Some national infrastructure improvements are already arriving via an Obama-approved highway improvement bill called the FAST Act. More improvements are outlined in a new Inhofe-backed bill called the FLIGHT Act, which he says would divert federal money from big airline-centric hubs in Dallas and Atlanta to general aviation airports like Bristow and Wiley Post in Oklahoma City.

“America desperately needs to invest in our infrastructure again,” says Oklahoma Aeronautics Commission Director Victor Bird, who is hoping for more federal money for general aviation airports. “We haven’t kept pace with the rest of the world, and we haven’t done what we needed to do.”

Bird is confident President Trump has a broad view of infrastructure that includes smaller aircraft hubs.

“I know he’s very cognizant of general aviation airports because he has used them a lot as a businessman,” he says.

Oklahoma and the rest of the country’s infrastructure needs don’t stop here. States want federal help with waterways, like Oklahoma’s Port of Catoosa and the McClellan–Kerr Arkansas River Navigation System. States are also looking for federal dollars for and municipal drinking water and sewer systems.

Funding for such projects is uncertain, however. Congress has shown little evidence of backing new spending, and Oklahoma — which already has poor roads and deficient bridges — as well as other states, have found it difficult to ensure funding for their own smaller scale infrastructure projects.

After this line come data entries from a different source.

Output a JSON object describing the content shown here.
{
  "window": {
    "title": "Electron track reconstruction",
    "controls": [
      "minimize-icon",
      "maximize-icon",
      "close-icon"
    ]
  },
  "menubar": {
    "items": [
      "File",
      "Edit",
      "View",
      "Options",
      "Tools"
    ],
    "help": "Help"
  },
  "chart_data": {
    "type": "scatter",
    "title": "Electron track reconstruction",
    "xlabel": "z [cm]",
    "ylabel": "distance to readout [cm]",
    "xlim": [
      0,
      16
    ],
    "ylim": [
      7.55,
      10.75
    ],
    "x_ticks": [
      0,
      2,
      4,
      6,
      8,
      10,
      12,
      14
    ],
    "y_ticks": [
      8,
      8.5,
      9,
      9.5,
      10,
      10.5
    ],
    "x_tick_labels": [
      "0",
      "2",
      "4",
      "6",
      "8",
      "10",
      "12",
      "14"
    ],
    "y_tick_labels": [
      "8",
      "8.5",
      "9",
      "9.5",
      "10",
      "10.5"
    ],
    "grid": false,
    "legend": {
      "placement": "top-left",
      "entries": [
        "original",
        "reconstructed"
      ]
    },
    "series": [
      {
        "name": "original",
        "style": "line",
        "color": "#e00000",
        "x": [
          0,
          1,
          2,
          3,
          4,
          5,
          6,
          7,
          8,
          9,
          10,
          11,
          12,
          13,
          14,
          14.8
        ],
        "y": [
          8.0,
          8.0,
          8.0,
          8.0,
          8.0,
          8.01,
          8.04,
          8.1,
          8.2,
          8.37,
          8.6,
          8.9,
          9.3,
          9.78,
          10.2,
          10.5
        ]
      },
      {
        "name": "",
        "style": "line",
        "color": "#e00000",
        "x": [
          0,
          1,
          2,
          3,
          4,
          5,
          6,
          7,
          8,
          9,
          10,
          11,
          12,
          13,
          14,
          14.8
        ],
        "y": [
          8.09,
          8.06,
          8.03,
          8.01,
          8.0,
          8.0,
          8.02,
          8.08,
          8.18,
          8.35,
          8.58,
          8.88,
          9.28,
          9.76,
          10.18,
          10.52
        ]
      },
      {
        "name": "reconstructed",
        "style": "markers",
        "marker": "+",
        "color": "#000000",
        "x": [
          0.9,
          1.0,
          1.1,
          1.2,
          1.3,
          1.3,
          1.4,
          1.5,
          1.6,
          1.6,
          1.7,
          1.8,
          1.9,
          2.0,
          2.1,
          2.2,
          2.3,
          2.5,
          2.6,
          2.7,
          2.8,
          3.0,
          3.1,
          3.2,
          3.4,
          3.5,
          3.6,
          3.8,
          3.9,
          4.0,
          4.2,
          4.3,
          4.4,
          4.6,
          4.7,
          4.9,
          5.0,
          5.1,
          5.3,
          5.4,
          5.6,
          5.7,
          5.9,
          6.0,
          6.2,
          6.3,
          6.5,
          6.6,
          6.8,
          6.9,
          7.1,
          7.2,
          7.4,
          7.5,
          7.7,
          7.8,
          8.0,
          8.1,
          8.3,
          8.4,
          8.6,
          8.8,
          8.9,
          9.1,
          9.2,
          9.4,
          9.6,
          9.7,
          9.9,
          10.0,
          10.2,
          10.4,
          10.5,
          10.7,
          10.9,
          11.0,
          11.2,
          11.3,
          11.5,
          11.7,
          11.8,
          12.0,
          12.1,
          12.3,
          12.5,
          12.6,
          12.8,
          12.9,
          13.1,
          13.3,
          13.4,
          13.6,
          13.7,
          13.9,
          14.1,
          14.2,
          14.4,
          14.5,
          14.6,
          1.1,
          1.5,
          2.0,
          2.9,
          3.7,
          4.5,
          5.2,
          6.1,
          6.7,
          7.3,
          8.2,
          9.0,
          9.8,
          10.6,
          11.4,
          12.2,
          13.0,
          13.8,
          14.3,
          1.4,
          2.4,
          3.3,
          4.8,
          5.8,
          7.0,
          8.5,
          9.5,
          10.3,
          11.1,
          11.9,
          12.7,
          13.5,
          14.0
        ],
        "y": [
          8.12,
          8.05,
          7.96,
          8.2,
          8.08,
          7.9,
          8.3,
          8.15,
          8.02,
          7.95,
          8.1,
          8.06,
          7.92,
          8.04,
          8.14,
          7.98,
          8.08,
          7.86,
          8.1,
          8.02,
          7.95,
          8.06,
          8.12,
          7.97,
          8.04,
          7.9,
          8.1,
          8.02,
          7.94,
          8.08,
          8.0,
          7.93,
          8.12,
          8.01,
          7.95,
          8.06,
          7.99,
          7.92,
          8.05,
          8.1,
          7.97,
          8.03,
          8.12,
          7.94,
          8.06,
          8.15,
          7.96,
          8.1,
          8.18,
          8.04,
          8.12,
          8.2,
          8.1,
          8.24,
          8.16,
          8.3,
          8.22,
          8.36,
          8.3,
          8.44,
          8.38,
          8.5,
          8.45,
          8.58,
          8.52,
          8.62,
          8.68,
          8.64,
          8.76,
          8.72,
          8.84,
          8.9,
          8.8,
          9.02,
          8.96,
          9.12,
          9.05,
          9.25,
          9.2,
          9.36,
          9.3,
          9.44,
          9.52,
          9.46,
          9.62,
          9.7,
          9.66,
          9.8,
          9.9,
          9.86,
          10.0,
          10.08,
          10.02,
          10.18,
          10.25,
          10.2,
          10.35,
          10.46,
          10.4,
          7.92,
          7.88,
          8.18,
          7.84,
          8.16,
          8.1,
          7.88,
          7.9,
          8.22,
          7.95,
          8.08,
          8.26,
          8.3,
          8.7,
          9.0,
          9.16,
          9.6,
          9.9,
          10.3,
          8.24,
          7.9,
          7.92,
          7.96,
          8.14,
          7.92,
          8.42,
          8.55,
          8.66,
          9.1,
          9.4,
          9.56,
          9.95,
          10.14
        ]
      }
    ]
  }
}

Financing through public-private partnerships, too, is often a poor long-term solution.

“Much of our infrastructure in this country is 50 if not 100 years old and we need to repair it and rebuild it,” says Marcia Hale, president of Building America’s Future, a nonpartisan coalition of former governors, mayors and other elected officials pushing for infrastructure investment.

That’s fixing the past, which Hale says is only part of the nation’s infrastructure equation. For the future, Oklahoma and other states will likely need federal help with new technology infrastructure, including things like a better electric grid and broadband internet.

“Autonomous cars and the technology that is helping cities become what we call “smart cities” is upon us,” Hale says.

Crews with the Oklahoma Department of Transportation repairing an overpass in Oklahoma City.

Joe Wertz / StateImpact Oklahoma

Crews with the Oklahoma Department of Transportation repairing an overpass in Oklahoma City.

Rundown runways

Back on the tarmac at a tour stop near the southwestern Oklahoma community of Frederick, Sen. Inhofe says the Constitution specifically directs the federal government with overseeing infrastructure.

“The two main things we’re supposed to be doing are defending America and then infrastructure,” Inhofe says. “They called them post roads back then, and that’s the kind of spending people like.”

There’s a rundown runway in every state, and a line of city and state officials, industries and organizations with long lists of infrastructure fixes. Many of them are excited by President Trump’s assurance that federal help is on the way. But even a Republican supporter and infrastructure insider like Sen. Inhofe isn’t sure yet how Trump plans to pay for it.